We talk a lot about Shane’s closet. The flat color of the paint on the walls. Its contents are piled high, hangers filled and shelves packed, but it’s also organized, everything in its place. Everything perfect, if only everyone else would follow his plan, he can find a way out of it that won’t make anything fall.
But what about Ilya’s closet?
Ilya views his sexuality positively, but practically. He is attracted to men, and there’s nothing wrong with that, but let’s be serious. It’s a treat. Something you do to indulge. A vacation from the path that he must walk. I don’t believe one single article of Ilya’s being thought he would end up with a man until it was too late. He already loved one. Oops.
He hasn’t built an elaborate closet organizational system like Shane, he simple aborts the possibility before it forms. My coach’s son, nothing serious. It’s just a plan to fuck. We get together, we fuck, it’s simple. Even at the cottage: Hollander! It’s not a big deal!
I believe Ilya saw his life as inevitable, rather than trying to fit a square peg in a round hole, like Shane, where there’s effort to hide. To Ilya, it’s simple. Ilya would marry a woman, maybe Svetlana, maybe someone else who he likes and gets along with. Women are fantastic, he prefers them, canonically, or at least acknowledges that it’s easier to prefer them. Have children, he loves kids! No problem. His life is not going to rock the boat, so what does it matter if he fucks a few men now?

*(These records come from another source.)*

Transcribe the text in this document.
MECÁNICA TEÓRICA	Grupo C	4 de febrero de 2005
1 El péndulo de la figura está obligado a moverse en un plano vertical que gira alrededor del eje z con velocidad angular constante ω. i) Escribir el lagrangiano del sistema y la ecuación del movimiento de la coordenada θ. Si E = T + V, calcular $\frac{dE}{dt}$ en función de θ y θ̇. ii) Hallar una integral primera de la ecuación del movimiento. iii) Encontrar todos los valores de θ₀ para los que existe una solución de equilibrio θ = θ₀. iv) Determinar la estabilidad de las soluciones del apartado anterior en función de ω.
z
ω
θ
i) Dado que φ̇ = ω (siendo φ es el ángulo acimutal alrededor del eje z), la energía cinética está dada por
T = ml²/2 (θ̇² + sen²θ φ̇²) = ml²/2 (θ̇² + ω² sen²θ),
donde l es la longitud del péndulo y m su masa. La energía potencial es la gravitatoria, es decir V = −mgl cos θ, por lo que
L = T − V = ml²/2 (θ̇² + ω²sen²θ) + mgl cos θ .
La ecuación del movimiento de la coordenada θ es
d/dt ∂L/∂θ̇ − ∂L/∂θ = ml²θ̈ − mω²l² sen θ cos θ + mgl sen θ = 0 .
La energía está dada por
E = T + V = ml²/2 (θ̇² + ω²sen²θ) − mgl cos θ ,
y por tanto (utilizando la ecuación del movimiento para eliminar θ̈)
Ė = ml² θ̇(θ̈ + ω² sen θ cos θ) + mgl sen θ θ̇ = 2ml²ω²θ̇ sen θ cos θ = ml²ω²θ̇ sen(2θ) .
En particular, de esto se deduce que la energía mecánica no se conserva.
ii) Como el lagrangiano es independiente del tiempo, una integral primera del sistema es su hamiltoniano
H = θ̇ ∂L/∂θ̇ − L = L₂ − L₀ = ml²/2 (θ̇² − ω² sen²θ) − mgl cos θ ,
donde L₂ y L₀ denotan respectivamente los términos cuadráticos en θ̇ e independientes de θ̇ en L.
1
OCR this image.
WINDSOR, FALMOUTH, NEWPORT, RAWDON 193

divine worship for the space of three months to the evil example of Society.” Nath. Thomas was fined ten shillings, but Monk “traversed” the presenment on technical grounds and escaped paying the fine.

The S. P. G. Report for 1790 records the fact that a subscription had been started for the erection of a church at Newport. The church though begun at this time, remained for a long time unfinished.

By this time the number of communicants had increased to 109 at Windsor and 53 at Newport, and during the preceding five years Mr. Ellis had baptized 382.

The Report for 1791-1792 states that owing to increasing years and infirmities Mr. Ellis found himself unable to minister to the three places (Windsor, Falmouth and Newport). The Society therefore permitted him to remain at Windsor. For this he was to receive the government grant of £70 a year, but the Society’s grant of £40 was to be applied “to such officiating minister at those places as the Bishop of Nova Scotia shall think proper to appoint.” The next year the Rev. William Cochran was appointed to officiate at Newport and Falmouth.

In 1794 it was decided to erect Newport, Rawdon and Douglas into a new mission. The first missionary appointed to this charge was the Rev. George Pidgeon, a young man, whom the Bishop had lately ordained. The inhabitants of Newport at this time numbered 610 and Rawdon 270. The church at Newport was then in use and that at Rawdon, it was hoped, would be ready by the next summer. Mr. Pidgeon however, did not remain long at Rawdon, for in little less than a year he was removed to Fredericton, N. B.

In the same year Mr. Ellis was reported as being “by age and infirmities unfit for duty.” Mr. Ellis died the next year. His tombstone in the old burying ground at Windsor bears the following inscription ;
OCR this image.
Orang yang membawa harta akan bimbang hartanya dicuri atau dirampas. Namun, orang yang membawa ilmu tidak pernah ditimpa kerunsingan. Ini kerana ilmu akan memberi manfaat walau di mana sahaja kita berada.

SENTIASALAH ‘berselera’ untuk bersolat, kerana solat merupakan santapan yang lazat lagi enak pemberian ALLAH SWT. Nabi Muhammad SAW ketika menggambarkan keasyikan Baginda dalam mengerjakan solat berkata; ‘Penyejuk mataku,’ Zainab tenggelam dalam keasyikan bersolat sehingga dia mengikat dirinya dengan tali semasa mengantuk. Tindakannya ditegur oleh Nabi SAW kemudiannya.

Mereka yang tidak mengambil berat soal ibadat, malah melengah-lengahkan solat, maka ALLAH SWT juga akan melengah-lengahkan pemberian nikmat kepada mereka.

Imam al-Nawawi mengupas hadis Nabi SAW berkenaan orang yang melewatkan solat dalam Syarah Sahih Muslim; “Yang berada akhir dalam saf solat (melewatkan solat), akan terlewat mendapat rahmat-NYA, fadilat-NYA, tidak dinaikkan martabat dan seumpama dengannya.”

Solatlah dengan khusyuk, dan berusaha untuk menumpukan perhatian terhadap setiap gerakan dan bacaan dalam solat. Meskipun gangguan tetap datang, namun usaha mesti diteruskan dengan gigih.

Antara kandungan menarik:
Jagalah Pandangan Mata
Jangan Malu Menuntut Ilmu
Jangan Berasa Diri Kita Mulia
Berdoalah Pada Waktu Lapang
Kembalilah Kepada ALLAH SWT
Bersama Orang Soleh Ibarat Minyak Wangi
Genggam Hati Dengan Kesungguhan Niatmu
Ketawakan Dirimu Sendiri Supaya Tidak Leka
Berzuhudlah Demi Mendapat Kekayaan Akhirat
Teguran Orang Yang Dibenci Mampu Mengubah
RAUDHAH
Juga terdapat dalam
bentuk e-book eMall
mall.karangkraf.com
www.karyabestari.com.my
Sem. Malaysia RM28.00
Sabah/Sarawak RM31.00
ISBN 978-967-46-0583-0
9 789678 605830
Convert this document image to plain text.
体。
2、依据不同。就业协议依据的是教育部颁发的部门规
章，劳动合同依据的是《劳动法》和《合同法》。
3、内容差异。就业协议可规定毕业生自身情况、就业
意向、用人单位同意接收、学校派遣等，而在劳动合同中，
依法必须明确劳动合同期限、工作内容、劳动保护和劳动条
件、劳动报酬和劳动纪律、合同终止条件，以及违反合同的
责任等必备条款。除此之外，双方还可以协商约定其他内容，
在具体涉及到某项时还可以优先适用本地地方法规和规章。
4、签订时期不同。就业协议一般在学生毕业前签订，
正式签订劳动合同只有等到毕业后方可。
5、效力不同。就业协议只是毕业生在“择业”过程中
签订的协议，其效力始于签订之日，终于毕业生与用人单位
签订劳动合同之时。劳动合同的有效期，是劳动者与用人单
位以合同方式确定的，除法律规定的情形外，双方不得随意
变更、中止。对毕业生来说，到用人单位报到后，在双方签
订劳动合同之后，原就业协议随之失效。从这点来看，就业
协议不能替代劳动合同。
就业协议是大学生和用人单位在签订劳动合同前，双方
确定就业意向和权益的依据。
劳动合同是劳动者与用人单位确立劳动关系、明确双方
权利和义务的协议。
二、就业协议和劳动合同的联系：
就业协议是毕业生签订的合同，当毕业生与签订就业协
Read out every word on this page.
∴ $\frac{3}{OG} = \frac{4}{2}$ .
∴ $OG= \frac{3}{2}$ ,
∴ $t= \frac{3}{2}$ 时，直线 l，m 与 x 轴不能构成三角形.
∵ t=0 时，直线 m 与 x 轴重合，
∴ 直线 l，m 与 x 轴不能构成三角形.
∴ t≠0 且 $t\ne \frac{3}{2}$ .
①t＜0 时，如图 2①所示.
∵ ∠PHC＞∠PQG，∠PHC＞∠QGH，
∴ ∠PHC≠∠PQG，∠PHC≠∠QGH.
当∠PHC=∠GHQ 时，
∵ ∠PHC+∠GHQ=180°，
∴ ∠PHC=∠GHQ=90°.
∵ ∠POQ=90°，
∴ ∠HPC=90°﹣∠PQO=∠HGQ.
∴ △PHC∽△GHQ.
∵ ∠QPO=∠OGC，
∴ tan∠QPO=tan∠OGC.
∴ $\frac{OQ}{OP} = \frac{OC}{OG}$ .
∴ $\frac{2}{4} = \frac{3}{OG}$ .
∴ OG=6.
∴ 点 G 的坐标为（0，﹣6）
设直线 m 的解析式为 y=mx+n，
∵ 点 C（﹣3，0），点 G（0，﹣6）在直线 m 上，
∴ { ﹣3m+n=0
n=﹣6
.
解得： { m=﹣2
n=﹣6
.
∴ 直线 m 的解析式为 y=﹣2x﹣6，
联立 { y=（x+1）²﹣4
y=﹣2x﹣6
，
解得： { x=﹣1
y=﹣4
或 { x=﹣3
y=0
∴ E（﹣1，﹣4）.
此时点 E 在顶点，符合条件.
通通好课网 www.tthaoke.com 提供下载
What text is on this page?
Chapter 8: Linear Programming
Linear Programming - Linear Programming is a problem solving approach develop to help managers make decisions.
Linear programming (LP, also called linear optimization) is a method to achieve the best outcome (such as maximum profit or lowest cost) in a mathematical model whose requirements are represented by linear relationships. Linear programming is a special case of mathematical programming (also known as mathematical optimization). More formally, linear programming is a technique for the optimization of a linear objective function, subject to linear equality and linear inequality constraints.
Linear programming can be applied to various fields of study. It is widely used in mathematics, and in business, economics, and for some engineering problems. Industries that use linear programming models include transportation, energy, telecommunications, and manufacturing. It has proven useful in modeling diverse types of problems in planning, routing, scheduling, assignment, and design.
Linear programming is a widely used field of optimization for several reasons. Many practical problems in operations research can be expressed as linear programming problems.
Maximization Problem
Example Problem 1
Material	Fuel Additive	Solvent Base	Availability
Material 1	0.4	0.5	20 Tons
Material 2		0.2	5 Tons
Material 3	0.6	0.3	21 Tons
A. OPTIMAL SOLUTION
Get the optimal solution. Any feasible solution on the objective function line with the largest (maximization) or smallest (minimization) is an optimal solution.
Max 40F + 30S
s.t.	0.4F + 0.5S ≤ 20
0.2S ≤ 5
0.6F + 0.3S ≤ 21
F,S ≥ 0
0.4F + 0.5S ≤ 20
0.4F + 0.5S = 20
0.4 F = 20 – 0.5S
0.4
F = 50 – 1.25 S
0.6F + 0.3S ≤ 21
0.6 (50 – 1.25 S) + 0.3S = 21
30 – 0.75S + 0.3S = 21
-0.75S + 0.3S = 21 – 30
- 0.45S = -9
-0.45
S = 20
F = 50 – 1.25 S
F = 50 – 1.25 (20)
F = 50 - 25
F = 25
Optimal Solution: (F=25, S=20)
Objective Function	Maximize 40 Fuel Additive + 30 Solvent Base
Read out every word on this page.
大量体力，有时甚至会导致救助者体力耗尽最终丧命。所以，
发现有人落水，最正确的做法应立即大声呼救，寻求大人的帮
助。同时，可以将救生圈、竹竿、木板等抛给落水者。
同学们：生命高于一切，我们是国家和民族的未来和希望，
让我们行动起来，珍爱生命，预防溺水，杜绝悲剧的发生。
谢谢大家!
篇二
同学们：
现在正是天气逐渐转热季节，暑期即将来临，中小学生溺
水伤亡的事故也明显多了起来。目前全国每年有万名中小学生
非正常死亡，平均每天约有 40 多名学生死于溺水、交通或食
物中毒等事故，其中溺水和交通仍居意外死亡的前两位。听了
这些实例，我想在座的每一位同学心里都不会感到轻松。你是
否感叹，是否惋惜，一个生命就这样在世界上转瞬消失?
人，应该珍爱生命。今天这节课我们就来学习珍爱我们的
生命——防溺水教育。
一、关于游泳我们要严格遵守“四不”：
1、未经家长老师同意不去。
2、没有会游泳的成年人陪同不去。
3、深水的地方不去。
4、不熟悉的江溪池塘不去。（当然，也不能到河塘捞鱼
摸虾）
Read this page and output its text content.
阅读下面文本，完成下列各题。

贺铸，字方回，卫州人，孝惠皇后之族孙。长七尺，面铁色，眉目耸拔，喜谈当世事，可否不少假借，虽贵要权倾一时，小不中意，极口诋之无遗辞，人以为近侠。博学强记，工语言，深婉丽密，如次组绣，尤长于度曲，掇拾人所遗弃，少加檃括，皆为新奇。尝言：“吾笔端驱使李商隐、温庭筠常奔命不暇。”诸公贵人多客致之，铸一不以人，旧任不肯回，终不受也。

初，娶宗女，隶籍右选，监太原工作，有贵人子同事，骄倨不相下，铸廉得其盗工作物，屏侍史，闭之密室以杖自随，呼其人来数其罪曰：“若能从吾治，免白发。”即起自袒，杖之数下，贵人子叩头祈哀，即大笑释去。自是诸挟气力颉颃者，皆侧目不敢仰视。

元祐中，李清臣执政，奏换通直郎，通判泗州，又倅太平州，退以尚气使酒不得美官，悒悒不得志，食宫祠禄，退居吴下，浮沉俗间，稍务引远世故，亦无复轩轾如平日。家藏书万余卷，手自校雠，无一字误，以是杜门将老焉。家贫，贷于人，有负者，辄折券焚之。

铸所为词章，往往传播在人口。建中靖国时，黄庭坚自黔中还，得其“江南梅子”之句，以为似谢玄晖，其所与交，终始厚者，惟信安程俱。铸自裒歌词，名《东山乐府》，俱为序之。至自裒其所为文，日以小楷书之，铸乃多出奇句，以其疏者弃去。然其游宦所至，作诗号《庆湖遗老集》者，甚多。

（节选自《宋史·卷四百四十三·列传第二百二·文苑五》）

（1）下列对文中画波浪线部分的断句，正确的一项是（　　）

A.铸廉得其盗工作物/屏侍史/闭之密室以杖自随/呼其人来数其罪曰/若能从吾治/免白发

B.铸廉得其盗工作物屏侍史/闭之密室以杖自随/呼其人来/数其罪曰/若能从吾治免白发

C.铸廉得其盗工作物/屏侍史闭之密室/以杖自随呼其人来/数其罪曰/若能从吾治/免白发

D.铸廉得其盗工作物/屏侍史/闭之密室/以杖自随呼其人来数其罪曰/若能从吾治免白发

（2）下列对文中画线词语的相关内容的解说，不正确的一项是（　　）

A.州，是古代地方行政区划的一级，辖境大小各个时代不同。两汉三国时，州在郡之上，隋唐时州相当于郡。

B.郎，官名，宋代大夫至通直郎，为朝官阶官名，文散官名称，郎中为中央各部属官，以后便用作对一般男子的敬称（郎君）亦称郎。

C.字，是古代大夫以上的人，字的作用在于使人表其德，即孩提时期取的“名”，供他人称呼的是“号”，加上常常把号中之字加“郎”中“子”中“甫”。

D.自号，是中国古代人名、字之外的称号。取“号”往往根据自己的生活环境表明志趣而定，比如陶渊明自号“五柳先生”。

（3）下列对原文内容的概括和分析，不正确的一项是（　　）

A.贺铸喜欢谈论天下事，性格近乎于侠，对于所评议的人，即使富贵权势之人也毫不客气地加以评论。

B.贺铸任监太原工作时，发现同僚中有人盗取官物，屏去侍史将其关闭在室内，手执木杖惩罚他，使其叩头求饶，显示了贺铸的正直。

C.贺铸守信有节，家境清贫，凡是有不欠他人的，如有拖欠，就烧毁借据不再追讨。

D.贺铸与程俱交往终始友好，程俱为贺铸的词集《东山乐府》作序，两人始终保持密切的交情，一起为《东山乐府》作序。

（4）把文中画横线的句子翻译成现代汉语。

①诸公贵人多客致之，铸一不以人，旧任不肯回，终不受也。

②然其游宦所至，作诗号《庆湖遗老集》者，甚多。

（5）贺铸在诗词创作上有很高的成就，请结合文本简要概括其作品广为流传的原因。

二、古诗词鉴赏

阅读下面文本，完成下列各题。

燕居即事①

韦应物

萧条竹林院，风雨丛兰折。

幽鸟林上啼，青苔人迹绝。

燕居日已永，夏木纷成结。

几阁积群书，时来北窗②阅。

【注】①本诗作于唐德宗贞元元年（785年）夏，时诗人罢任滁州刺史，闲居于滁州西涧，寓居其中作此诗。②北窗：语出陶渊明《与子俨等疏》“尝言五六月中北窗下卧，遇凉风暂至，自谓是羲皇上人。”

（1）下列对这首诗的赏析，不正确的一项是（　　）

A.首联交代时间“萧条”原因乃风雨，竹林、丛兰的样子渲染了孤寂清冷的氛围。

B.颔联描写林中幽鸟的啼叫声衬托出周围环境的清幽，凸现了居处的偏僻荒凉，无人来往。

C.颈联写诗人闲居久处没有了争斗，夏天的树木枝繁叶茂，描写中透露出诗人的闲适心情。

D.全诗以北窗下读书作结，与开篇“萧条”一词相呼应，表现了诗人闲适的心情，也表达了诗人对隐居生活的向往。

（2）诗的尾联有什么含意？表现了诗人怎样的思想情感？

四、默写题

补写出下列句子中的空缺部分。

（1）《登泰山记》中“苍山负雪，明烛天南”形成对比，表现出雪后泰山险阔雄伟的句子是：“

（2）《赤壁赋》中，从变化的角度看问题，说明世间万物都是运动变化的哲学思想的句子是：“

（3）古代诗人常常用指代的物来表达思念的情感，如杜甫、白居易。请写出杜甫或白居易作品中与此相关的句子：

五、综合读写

What does it matter if Shane Hollander stays the night and Ilya makes him a tuna melt and says his name tenderly because he wants to? None of this is real. None of this is the inevitable life that will be his. Is his.
You can contrast this to Ilya’s relationship to hockey, which I think, like Shane, he thought would be the pillar of his life. It would be his actual legacy. Where he made an impact for himself and others.
I think Ilya’s relationship to his bisexuality is tied up with what he thinks he’s deserves as a person. He’s a good lay for men and women, but he’s not anyone’s top choice. And that’s fine, he doesn’t want to get tangled up in feelings anyway. Better to keep things friendly and transactional, like with Svetlana. Like with Hollander! We have a good thing, maybe we can push it a little bit because neither of us have expectations of the other and—oh shit.
You don’t like me: I’m the fun party guy. I’m the guy who fucks you good, I’m not someone you should stake a claim on, someone that should occupy your thoughts. After all, I will not be getting deeply involved. My life is laid out before me, and this doesn’t matter. It can’t matter. We can’t be something, Hollander.
But instead, as we see, Ilya Rozanov dedicates himself to a sweeping, all-encompassing, queer love. He accepts that he has a well of feeling to share, that he has the ability to love deeply despite inconvenience. That he can go against the grain, and be strong. That he isn’t inherently lazy! There’s another Ilya Rozanov in a different universe that said this is too much. I’m supposed to just fall into a life, not build one from scratch.
There’s a reckoning there. But there’s also triumph. Because where Shane must surrender control to find self-acceptance, Ilya must accept that he has to take control of his life in order to find love, contentment, and joy. No one is going to make this happen for him. He has to build it from scratch.